Franz Josef Land has the most extreme climate of the three archipelogoes mentioned above. The mean temperature in July (mid-summer) varies between -1.2 and +1.6ºC depending on the specific island considered (Aleksandrova, 1977). Cloudy skies occur approximately 90% of the time, reducing solar heating of the ground. Annual precipitation amounts to 300 mm, most falling as snow (Aleksandrova, 1983).

Svalbard as research location

This increasing interest in Arctic areas is clearly evident in Svalbard, with the establishment of research platforms and collaborative ventures; e.g. the Kongsfjorden International Research Base (KIRB) at Ny-Ålesund, the development of a Norwegian agenda to establish the eastern regions of Svalbard as a “reference area for research” (Ministry of Justice and the Police, 2009), the launching of the Svalbard Integrated Arctic Earth Observing System (SIOS) as part of the European Strategy Forum on Research Infrastructures (ESFRI) program (European Commission, 2012). However, these initiatives have not yet been included within the existing international frameworks aimed to coordinate research activities at the pan-Arctic level.

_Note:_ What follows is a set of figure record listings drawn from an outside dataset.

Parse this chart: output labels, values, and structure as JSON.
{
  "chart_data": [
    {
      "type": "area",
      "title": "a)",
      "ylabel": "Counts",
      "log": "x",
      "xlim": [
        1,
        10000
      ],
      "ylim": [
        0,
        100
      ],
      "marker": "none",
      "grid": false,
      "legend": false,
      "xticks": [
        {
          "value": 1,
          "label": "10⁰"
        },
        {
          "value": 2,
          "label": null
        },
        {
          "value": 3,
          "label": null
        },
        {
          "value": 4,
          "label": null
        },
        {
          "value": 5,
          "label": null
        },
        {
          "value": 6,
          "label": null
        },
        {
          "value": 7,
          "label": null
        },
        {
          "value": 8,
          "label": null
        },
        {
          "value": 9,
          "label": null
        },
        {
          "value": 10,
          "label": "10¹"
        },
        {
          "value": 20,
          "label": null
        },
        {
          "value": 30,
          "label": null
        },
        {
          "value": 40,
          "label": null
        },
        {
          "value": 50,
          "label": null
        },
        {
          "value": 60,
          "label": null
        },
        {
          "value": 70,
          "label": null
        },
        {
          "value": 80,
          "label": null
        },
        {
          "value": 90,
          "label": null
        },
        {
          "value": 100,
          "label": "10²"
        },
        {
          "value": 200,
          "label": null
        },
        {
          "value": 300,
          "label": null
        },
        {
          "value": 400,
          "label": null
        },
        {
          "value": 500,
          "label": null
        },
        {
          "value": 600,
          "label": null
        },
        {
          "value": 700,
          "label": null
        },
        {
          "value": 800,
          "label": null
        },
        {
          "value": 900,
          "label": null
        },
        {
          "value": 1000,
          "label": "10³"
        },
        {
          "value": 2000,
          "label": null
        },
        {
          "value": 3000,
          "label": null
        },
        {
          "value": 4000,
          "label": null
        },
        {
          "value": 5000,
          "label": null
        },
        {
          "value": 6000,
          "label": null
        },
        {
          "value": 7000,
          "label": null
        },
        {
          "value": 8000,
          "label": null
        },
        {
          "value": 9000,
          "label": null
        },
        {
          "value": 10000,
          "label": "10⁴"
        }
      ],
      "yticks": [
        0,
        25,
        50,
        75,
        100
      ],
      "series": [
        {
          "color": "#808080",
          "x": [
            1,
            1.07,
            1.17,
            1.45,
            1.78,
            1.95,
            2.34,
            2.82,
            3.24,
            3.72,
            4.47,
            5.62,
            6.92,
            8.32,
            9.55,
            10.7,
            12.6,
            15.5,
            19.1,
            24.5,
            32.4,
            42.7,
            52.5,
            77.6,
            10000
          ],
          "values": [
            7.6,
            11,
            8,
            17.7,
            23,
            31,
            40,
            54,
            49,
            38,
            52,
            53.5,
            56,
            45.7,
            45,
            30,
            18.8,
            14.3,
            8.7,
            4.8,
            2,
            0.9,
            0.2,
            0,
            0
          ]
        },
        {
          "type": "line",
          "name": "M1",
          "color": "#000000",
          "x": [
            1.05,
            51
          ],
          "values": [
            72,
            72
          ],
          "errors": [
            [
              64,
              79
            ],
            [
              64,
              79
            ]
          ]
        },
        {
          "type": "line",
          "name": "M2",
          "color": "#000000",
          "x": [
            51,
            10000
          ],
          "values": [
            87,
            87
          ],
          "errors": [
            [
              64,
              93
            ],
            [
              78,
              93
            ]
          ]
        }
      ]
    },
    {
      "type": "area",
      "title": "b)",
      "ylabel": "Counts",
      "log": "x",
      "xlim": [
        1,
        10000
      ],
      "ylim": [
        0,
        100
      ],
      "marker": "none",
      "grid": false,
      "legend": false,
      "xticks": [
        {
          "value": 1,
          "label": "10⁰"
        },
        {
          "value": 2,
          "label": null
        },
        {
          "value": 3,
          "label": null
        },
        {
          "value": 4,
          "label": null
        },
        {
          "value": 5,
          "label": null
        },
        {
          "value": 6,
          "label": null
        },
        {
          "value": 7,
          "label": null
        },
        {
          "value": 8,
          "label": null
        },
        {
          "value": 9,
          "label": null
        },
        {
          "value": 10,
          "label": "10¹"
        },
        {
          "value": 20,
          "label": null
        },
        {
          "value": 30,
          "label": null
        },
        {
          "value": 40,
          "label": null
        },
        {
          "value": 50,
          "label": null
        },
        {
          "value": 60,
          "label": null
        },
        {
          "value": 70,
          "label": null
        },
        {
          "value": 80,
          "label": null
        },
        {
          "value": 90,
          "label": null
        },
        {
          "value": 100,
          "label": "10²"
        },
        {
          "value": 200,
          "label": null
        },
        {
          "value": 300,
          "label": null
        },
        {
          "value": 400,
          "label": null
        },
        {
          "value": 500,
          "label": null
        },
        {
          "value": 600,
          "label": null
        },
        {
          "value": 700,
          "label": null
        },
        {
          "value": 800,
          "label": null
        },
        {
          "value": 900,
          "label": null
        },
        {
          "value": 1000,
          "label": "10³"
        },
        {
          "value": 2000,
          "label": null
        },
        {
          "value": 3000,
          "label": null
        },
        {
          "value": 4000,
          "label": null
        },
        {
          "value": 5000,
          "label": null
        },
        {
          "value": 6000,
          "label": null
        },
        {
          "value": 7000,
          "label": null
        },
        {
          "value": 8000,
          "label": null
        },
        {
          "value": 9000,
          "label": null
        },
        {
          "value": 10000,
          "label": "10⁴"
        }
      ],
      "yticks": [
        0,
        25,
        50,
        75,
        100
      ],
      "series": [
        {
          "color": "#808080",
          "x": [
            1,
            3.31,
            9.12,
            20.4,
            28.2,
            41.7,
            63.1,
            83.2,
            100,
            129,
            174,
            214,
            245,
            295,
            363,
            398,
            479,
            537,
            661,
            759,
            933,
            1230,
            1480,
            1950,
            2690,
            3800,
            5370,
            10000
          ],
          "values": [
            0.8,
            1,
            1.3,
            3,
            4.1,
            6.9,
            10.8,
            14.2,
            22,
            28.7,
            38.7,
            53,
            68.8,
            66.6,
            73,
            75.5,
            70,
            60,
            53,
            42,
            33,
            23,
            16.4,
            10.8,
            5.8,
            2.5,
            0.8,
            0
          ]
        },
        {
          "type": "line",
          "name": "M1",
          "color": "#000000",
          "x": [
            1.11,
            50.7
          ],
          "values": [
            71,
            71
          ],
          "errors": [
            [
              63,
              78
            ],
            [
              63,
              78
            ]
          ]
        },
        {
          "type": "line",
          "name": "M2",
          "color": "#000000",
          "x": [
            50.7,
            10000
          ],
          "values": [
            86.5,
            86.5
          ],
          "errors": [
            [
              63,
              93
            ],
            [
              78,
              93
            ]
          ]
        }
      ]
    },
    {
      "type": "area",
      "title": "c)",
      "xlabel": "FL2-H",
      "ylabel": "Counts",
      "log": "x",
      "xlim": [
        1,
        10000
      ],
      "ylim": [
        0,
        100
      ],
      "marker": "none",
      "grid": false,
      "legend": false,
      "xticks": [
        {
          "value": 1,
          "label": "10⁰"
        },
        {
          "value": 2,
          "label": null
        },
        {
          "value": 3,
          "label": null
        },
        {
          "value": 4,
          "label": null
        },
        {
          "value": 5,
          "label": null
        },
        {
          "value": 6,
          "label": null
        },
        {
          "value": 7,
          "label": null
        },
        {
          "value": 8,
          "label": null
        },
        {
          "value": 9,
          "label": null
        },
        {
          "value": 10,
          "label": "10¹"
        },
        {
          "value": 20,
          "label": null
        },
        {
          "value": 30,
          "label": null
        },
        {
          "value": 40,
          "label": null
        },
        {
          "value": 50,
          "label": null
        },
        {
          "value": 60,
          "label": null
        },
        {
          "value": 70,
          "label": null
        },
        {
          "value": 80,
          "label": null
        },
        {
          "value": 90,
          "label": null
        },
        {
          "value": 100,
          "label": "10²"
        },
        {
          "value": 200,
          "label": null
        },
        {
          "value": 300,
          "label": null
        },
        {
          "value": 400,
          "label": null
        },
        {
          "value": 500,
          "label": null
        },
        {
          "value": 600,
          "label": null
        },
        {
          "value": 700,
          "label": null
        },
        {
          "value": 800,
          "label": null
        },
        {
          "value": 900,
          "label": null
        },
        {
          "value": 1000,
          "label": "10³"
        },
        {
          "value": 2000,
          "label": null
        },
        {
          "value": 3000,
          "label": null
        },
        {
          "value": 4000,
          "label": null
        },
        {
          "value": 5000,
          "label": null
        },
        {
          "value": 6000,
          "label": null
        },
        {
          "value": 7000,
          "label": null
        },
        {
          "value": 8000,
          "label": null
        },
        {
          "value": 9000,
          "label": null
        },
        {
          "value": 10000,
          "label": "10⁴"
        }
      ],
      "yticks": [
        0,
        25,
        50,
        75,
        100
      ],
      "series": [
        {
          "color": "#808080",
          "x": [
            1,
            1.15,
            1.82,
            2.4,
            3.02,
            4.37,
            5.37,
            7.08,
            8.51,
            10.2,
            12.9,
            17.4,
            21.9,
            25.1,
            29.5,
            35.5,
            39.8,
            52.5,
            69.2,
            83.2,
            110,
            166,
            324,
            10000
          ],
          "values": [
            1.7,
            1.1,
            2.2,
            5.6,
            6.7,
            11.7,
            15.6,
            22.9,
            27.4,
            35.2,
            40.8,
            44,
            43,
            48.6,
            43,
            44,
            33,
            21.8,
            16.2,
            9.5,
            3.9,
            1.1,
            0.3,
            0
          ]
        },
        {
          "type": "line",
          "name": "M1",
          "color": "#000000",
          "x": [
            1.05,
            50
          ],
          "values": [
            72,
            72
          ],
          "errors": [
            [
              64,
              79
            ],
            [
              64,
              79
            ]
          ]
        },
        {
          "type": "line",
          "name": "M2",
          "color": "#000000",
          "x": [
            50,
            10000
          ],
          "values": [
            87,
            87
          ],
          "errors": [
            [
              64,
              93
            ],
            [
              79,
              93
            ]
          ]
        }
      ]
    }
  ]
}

Svalbard represents an unique platform to study post- glacial colonization patterns, not only due to its level of isolation from the closest land, but also for the wide range of studies regarding climatology, geology, glacial history and ecosystems existing for this archipelago (for example Hjelle et al. 1993, Førland et al. 1997, Hodkinson et al. 1998, Coulson et al. 2000, Coulson 2007, Kubischta et al. 2010). The location of Svalbard, on the edge of the diminishing Arctic sea ice, also makes its terrestrial ecosystems particularly vulnerable to environmental change, and could potentially represent an extremely sensitive indicator of its consequences. Therefore, many of the examples discussed in this book are focused in this region of the Arctic. Most terrestrial ecology knowledge from Svalbard comes from only a few locations along the west coast of Spitsbergen, in particular, Longyearbyen, Ny-Ålesund and Hornsund; however, these are different to the eastern part of Svalbard due to climatology, putative dispersal routes (Alsos et al. 2007) and the extent of possible ice-free areas during LGM (Landvik et al. 2003).